Franz Jurgovsky, Erster Vorsitzender des Schwimmverein Ottobrunn. Eine ganze Generation von Schwimmerinnen und Schwimmern wird sich immer nur an diesen Namen erinnern, wenn sie an den Vorstand des SVO denken. Nach 17 Jahren an der Spitze des Vereins wurde "unser Franz" am Sonntag im Rahmen der Weihnachtsfeier verabschiedet.

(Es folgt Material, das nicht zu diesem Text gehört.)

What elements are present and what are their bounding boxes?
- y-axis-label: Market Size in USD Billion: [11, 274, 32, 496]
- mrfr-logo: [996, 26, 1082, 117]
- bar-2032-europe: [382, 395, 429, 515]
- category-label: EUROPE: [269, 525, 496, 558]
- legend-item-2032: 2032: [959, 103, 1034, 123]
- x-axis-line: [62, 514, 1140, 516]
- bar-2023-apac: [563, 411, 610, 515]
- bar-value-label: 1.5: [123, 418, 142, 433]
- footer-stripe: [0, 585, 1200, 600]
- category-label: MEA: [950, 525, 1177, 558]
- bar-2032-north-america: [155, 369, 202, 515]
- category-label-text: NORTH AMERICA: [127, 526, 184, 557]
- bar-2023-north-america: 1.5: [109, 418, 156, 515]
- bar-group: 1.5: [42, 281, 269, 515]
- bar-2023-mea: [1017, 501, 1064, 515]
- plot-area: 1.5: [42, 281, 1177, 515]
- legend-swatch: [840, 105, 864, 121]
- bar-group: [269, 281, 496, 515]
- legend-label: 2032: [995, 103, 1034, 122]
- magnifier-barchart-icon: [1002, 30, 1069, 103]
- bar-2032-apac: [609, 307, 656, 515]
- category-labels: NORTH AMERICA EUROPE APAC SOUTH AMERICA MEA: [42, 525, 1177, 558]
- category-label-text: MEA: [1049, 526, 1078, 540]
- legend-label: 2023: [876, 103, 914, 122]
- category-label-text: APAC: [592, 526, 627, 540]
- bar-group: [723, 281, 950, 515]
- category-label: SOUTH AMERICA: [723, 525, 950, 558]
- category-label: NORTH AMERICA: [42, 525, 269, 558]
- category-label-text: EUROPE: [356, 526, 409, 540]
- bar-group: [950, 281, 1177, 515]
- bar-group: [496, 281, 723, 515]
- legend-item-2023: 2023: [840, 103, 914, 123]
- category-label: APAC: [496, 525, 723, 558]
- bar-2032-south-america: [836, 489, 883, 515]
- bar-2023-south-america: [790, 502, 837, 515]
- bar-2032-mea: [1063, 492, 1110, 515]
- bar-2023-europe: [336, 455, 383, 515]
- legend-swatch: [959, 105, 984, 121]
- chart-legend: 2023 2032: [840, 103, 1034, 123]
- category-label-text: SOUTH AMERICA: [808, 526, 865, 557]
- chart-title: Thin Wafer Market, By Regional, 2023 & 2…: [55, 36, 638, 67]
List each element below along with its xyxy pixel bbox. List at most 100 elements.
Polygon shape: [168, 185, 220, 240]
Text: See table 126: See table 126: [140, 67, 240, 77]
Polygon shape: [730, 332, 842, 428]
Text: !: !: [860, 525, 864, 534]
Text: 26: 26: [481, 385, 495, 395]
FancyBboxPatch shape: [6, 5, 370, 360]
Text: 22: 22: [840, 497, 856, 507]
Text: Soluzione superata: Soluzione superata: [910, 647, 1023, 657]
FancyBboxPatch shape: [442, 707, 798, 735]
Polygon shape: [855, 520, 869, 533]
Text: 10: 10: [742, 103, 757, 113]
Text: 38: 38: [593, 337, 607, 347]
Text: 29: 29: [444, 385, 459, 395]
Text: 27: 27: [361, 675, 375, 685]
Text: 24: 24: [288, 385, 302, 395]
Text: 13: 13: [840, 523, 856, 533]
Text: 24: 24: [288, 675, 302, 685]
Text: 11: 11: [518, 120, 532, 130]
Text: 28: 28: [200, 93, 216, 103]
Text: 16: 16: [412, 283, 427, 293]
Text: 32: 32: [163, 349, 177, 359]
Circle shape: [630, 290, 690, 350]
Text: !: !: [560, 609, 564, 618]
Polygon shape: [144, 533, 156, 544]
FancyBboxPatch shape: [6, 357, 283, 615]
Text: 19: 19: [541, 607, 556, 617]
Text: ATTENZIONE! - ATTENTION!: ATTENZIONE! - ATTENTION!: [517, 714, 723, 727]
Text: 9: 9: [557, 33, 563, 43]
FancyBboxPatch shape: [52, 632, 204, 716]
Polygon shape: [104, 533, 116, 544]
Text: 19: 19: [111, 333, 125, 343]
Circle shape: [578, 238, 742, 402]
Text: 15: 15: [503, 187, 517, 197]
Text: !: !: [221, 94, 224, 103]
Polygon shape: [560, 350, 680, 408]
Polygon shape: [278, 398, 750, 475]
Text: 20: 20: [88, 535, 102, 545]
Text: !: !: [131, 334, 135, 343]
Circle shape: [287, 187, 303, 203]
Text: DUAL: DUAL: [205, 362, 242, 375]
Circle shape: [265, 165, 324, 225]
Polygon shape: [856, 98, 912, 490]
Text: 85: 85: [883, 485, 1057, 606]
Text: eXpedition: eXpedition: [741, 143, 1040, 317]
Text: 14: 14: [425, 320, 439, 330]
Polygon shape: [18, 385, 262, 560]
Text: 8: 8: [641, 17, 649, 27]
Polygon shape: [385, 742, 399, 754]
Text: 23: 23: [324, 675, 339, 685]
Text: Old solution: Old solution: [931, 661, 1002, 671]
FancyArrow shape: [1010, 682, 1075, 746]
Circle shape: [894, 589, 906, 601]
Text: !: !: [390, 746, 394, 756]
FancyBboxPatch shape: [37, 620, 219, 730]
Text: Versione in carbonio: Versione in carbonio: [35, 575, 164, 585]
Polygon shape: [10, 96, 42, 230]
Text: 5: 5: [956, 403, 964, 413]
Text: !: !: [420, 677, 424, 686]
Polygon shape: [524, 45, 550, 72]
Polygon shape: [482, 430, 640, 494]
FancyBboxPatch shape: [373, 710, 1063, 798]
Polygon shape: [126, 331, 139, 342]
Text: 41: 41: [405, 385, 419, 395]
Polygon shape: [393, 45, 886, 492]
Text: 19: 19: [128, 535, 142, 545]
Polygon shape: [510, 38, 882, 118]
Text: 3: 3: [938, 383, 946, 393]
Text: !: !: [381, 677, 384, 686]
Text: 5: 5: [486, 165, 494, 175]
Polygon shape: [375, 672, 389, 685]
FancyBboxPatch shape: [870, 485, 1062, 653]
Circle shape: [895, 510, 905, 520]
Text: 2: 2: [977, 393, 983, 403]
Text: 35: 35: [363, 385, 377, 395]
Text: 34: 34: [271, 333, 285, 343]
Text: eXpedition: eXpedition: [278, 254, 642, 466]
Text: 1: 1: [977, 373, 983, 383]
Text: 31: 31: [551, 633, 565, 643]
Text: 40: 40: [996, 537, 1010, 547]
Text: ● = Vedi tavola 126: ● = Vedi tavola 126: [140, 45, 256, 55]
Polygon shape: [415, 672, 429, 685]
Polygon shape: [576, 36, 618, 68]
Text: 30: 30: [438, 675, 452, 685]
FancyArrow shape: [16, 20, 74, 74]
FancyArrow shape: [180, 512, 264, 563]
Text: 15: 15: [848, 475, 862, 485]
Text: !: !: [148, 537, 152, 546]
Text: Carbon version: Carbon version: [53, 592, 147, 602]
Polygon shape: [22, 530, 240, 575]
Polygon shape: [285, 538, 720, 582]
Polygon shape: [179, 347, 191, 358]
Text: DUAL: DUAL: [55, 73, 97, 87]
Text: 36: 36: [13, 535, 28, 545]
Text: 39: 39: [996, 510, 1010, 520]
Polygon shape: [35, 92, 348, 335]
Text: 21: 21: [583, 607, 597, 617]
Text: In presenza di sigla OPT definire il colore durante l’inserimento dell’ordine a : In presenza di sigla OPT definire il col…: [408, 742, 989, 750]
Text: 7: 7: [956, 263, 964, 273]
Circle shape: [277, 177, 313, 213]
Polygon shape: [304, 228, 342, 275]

Kein Geringerer als der Ottobrunner Bürgermeister Thomas Loderer würdigte in seiner Abschiedsrede die Verdienste des scheidenden Vereinsvorstandes um den Schwimmsport und die Kinder- und Jugendarbeit in Ottobrunn und darüber hinaus. So überreichte er ihm den Wanderpokal des Vereins für besondere Verdienste. Zweiter Vorsitzender Alexander Homann hob in seiner Rede die besonderen Verdienste von Franz Jurgovsky hervor - Er und seine Frau Anita, die viele Jahre die Geschäftstelle des SVO führte, sind untrennbar mit dem Erfolg des SVO in den vergangenen Jahren verbunden. Als Dankeschön verleiht der Verein Franz Jurgovsky die Ehrenmitgliedschaft.